En nuestro país vivimos de rentas estos días, como se suele decir. Es innegable la aportación que ha tenido que hacer gran parte de la ciudadanía para sostener a otra parte importante durante la crisis económica de 2008. Cómo han tenido que tirar de ahorros, apretarse el cinturón, y gastar sus recursos para ayudar a familiares o a otras personas. Sobre todo, la gente mayor que ha podido ahorrar, gracias a su cultura de esfuerzo y sacrificio, y su lucha para conseguir derechos sociales y laborales.
Si se prolonga la situación actual de salarios bajos y condiciones precarias, para la siguiente crisis no habrá colchón que nos salve. ¿Qué pasará al medio-largo plazo? ¿Qué pasará cuando haya que rellenar la hucha de las pensiones, atender servicios básicos y consumir, cuando se gana una miseria? Como ha demostrado esta pandemia en el corto plazo, sin impuestos que puedan sostener los servicios públicos en un nivel de calidad aceptable, será muy difícil hacer frente a este tipo de situaciones. Y lo mismo ocurre con la crisis climática en el medio-largo plazo. ¿Y qué impuestos se pueden exigir a un salario exiguo? ¿Qué ahorro se puede esperar de personas en condiciones laborales precarias?
Debemos exigir a los gobiernos políticas que protejan el empleo de calidad y al tejido productivo del país, frente a otras políticas que favorezcan a los mercados financieros y la especulación. Políticas sostenibles y cambios estructurales pensando en el largo plazo y no en las próximas elecciones dentro de 4 años. Iniciativas como las Zonas Libres de Paraísos Fiscales son un ejemplo.
También a las empresas hay que pedirles que sean socialmente responsables. Tienen que repensar su forma de trabajar: ¿son necesarios tantos desplazamientos, sobre todo en avión, tan contaminantes? ¿Se puede teletrabajar más, tal y como hemos aprendido a marchas forzadas durante el confinamiento?
Hay que apoyar iniciativas como esta, lanzada por una serie de empresas estadounidenses, en la que se comprometen a invertir en sus empleados, apoyar a sus comunidades y trabajar de forma ética y sostenible. O esta otra, mucho más cercana, que fomenta la solidaridad de las empresas a través de un sencillo mecanismo de redondeo, poniendo en valor su responsabilidad social corporativa.
Y por supuesto, también nos debemos hacer responsables nosotros mismos como ciudadanos.
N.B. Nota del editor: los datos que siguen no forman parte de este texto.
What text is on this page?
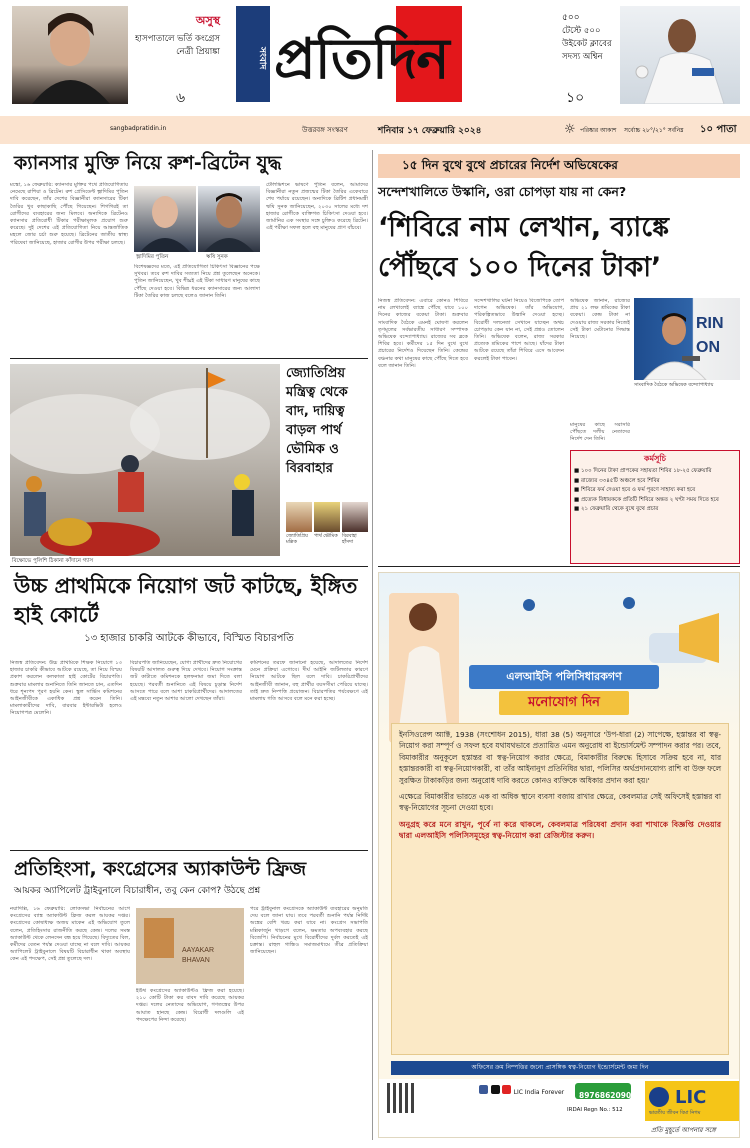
অসুস্থ
হাসপাতালে ভর্তি কংগ্রেস নেত্রী প্রিয়াঙ্কা
৬
সংবাদ প্রতিদিন
৫০০
টেস্টে ৫০০
উইকেট ক্লাবের
সদস্য অশ্বিন
১০
sangbadpratidin.in	উত্তরবঙ্গ সংস্করণ	শনিবার ১৭ ফেব্রুয়ারি ২০২৪	☼ পরিষ্কার আকাশ সর্বোচ্চ ২৮°/২১° সর্বনিম্ন ১০ পাতা
ক্যানসার মুক্তি নিয়ে রুশ-ব্রিটেন যুদ্ধ
মস্কো, ১৬ ফেব্রুয়ারি: ক্যানসার মুক্তির পথে প্রতিযোগিতায় নেমেছে রাশিয়া ও ব্রিটেন। রুশ প্রেসিডেন্ট ভ্লাদিমির পুতিন দাবি করেছেন, তাঁর দেশের বিজ্ঞানীরা ক্যানসারের টিকা তৈরির খুব কাছাকাছি পৌঁছে গিয়েছেন। শিগগিরই তা রোগীদের ব্যবহারের জন্য মিলবে। অন্যদিকে ব্রিটেনও ক্যানসার প্রতিরোধী টিকার পরীক্ষামূলক প্রয়োগ শুরু করেছে। দুই দেশের এই প্রতিযোগিতা নিয়ে আন্তর্জাতিক মহলে জোর চর্চা শুরু হয়েছে। ব্রিটেনের জাতীয় স্বাস্থ্য পরিষেবা জানিয়েছে, হাজার রোগীর উপর পরীক্ষা চলছে।
ভ্লাদিমির পুতিন	ঋষি সুনক
বিশেষজ্ঞদের মতে, এই প্রতিযোগিতা চিকিৎসা বিজ্ঞানের পক্ষে সুখবর। তবে রুশ দাবির সত্যতা নিয়ে প্রশ্ন তুলেছেন অনেকে। পুতিন জানিয়েছেন, খুব শীঘ্রই এই টিকা সাধারণ মানুষের কাছে পৌঁছে দেওয়া হবে। বিভিন্ন ধরনের ক্যানসারের জন্য আলাদা টিকা তৈরির কাজ চলছে বলেও জানান তিনি।
টেলিভিশনে ভাষণে পুতিন বলেন, আমাদের বিজ্ঞানীরা নতুন প্রজন্মের টিকা তৈরির একেবারে শেষ পর্যায়ে রয়েছেন। অন্যদিকে ব্রিটিশ প্রধানমন্ত্রী ঋষি সুনক জানিয়েছেন, ২০৩০ সালের মধ্যে দশ হাজার রোগীকে ব্যক্তিগত চিকিৎসা দেওয়া হবে। জার্মানির এক সংস্থার সঙ্গে চুক্তিও করেছে ব্রিটেন। এই পরীক্ষা সফল হলে বহু মানুষের প্রাণ বাঁচবে।
বিক্ষোভে পুলিশি ঠিকানা কাঁদানে গ্যাস
জ্যোতিপ্রিয় মন্ত্রিত্ব থেকে বাদ, দায়িত্ব বাড়ল পার্থ ভৌমিক ও বিরবাহার
জ্যোতিপ্রিয় মল্লিক
পার্থ ভৌমিক বিরবাহা হাঁসদা
উচ্চ প্রাথমিকে নিয়োগ জট কাটছে, ইঙ্গিত হাই কোর্টে
১৩ হাজার চাকরি আটকে কীভাবে, বিস্মিত বিচারপতি
নিজস্ব প্রতিবেদন: উচ্চ প্রাথমিকে শিক্ষক নিয়োগে ১৩ হাজার চাকরি কীভাবে আটকে রয়েছে, তা নিয়ে বিস্ময় প্রকাশ করলেন কলকাতা হাই কোর্টের বিচারপতি। শুক্রবার মামলার শুনানিতে তিনি জানতে চান, এতদিন ধরে শূন্যপদ পূরণ হয়নি কেন। স্কুল সার্ভিস কমিশনের আইনজীবীকে একাধিক প্রশ্ন করেন তিনি। মামলাকারীদের দাবি, বারবার ইন্টারভিউ হলেও নিয়োগপত্র মেলেনি।
বিচারপতি জানিয়েছেন, যোগ্য প্রার্থীদের দ্রুত নিয়োগের বিষয়টি আদালত গুরুত্ব দিয়ে দেখবে। নিয়োগ সংক্রান্ত জট কাটাতে কমিশনকে হলফনামা জমা দিতে বলা হয়েছে। পরবর্তী শুনানিতে এই বিষয়ে চূড়ান্ত নির্দেশ আসতে পারে বলে আশা চাকরিপ্রার্থীদের। আদালতের এই মন্তব্যে নতুন আশার আলো দেখছেন তাঁরা।
কমিশনের তরফে জানানো হয়েছে, আদালতের নির্দেশ মেনে প্রক্রিয়া এগোবে। দীর্ঘ আইনি জটিলতার কারণে নিয়োগ আটকে ছিল বলে দাবি। চাকরিপ্রার্থীদের আইনজীবী জানান, বহু প্রার্থীর বয়সসীমা পেরিয়ে যাচ্ছে। তাই দ্রুত নিষ্পত্তি প্রয়োজন। বিচারপতির পর্যবেক্ষণে এই মামলায় গতি আসবে বলে মনে করা হচ্ছে।
প্রতিহিংসা, কংগ্রেসের অ্যাকাউন্ট ফ্রিজ
আয়কর অ্যাপিলেট ট্রাইবুনালে বিচারাধীন, তবু কেন কোপ? উঠছে প্রশ্ন
নয়াদিল্লি, ১৬ ফেব্রুয়ারি: লোকসভা নির্বাচনের আগে কংগ্রেসের ব্যাঙ্ক অ্যাকাউন্ট ফ্রিজ করল আয়কর দপ্তর। কংগ্রেসের কোষাধ্যক্ষ অজয় মাকেন এই অভিযোগ তুলে বলেন, প্রতিহিংসার রাজনীতি করছে কেন্দ্র। দলের সমস্ত অ্যাকাউন্ট থেকে লেনদেন বন্ধ হয়ে গিয়েছে। বিদ্যুতের বিল, কর্মীদের বেতন পর্যন্ত দেওয়া যাচ্ছে না বলে দাবি। আয়কর অ্যাপিলেট ট্রাইবুনালে বিষয়টি বিচারাধীন থাকা অবস্থায় কেন এই পদক্ষেপ, সেই প্রশ্ন তুলেছে দল।
AAYAKAR
BHAVAN
ইউথ কংগ্রেসের অ্যাকাউন্টও ফ্রিজ করা হয়েছে। ২১০ কোটি টাকা কর বাবদ দাবি করেছে আয়কর দপ্তর। দলের নেতাদের অভিযোগ, গণতন্ত্রের উপর আঘাত হানছে কেন্দ্র। বিরোধী দলগুলি এই পদক্ষেপের নিন্দা করেছে।
পরে ট্রাইবুনাল কংগ্রেসকে অ্যাকাউন্ট ব্যবহারের অনুমতি দেয় বলে জানা যায়। তবে পরবর্তী শুনানি পর্যন্ত নির্দিষ্ট অঙ্কের বেশি খরচ করা যাবে না। কংগ্রেস সভাপতি মল্লিকার্জুন খাড়গে বলেন, ক্ষমতার অপব্যবহার করছে বিজেপি। নির্বাচনের মুখে বিরোধীদের দুর্বল করতেই এই চক্রান্ত। রাহুল গান্ধিও সমাজমাধ্যমে তীব্র প্রতিক্রিয়া জানিয়েছেন।
১৫ দিন বুথে বুথে প্রচারের নির্দেশ অভিষেকের
সন্দেশখালিতে উস্কানি, ওরা চোপড়া যায় না কেন?
‘শিবিরে নাম লেখান, ব্যাঙ্কে পৌঁছবে ১০০ দিনের টাকা’
নিজস্ব প্রতিবেদন: এবারে কোনও শিবিরে নাম লেখালেই ব্যাঙ্কে পৌঁছে যাবে ১০০ দিনের কাজের বকেয়া টাকা। শুক্রবার সাংবাদিক বৈঠকে এমনই ঘোষণা করলেন তৃণমূলের সর্বভারতীয় সাধারণ সম্পাদক অভিষেক বন্দ্যোপাধ্যায়। রাজ্যের সব ব্লকে শিবির হবে। কর্মীদের ১৫ দিন বুথে বুথে প্রচারের নির্দেশও দিয়েছেন তিনি। কেন্দ্রের বঞ্চনার কথা মানুষের কাছে পৌঁছে দিতে হবে বলে জানান তিনি।
সন্দেশখালির ঘটনা নিয়েও বিজেপিকে তোপ দাগেন অভিষেক। তাঁর অভিযোগ, পরিকল্পিতভাবে উস্কানি দেওয়া হচ্ছে। বিরোধী দলনেতা সেখানে যাচ্ছেন অথচ চোপড়ায় কেন যান না, সেই প্রশ্নও তোলেন তিনি। অভিষেক বলেন, রাজ্য সরকার প্রত্যেক শ্রমিকের পাশে আছে। যাঁদের টাকা আটকে রয়েছে তাঁরা শিবিরে এসে আবেদন করলেই টাকা পাবেন।
অভিষেক জানান, রাজ্যের প্রায় ২১ লক্ষ শ্রমিকের টাকা বকেয়া। কেন্দ্র টাকা না দেওয়ায় রাজ্য সরকার নিজেই সেই টাকা মেটানোর সিদ্ধান্ত নিয়েছে।
RIN
ON
সাংবাদিক বৈঠকে অভিষেক বন্দ্যোপাধ্যায়
মানুষের কাছে সরাসরি পৌঁছতে দলীয় নেতাদের নির্দেশ দেন তিনি।
কর্মসূচি
■ ১০০ দিনের টাকা প্রাপকের সহায়তা শিবির ১৮-২৫ ফেব্রুয়ারি
■ রাজ্যের ৩৩৪৫টি অঞ্চলে হবে শিবির
■ শিবিরে ফর্ম দেওয়া হবে ও ফর্ম পূরণে সাহায্য করা হবে
■ প্রত্যেক বিধায়ককে প্রতিটি শিবিরে অন্তত ২ ঘণ্টা সময় দিতে হবে
■ ২১ ফেব্রুয়ারি থেকে বুথে বুথে প্রচার
এলআইসি পলিসিধারকগণ
মনোযোগ দিন

ইনসিওরেন্স অ্যাক্ট, 1938 (সংশোধন 2015), ধারা 38 (5) অনুসারে 'উপ-ধারা (2) সাপেক্ষে, হস্তান্তর বা স্বত্ব-নিয়োগ করা সম্পূর্ণ ও সফল হবে যথাযথভাবে প্রত্যায়িত এমন অনুরোধ বা ইন্ডোর্সমেন্ট সম্পাদন করার পর। তবে, বিমাকারীর অনুকূলে হস্তান্তর বা স্বত্ব-নিয়োগ করার ক্ষেত্রে, বিমাকারীর বিরুদ্ধে হিসাবে সক্রিয় হবে না, যার হস্তান্তরকারী বা স্বত্ব-নিয়োগকারী, বা তাঁর আইনানুগ প্রতিনিধির দ্বারা, পলিসির অর্থপ্রদানযোগ্য রাশি বা উক্ত ফলে সুরক্ষিত টাকাকড়ির জন্য অনুরোধ দাবি করতে কোনও ব্যক্তিকে অধিকার প্রদান করা হয়।'

এক্ষেত্রে বিমাকারীর ভারতে এক বা অধিক স্থানে ব্যবসা বজায় রাখার ক্ষেত্রে, কেবলমাত্র সেই অফিসেই হস্তান্তর বা স্বত্ব-নিয়োগের সূচনা দেওয়া হবে।

অনুগ্রহ করে মনে রাখুন, পূর্বে না করে থাকলে, কেবলমাত্র পরিষেবা প্রদান করা শাখাকে বিজ্ঞপ্তি দেওয়ার দ্বারা এলআইসি পলিসিসমূহের স্বত্ব-নিয়োগ করা রেজিস্টার করুন।

অফিসের ক্রম নিম্পত্তির জন্যে প্রাসঙ্গিক স্বত্ব-নিয়োগ ইন্ডোর্সমেন্ট জমা দিন
LIC India Forever	8976862090
IRDAI Regn No.: 512
LIC
ভারতীয় জীবন বিমা নিগম
প্রতি মুহূর্তে আপনার সঙ্গে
Tenemos que ser conscientes del poder que tenemos como consumidores, de nuestra capacidad para escoger qué empresa nos ofrece sus servicios y utilizar criterios éticos para elegir. Repensar cómo consumimos, cómo nos alimentamos, cómo hacemos turismo, y qué modelos de referencia queremos para nuestros hijos.
No nos podemos dejar a nadie atrás. La desigualdad hace que las personas en las situaciones más vulnerables todavía tengan más dificultades frente a las crisis. Eso hará aumentar las brechas y les pondrá más trabas para alcanzar una vida digna. Pero además, puede hacer que esas crisis sean más frecuentes y cada vez más virulentas. Tenemos que cambiar el chip.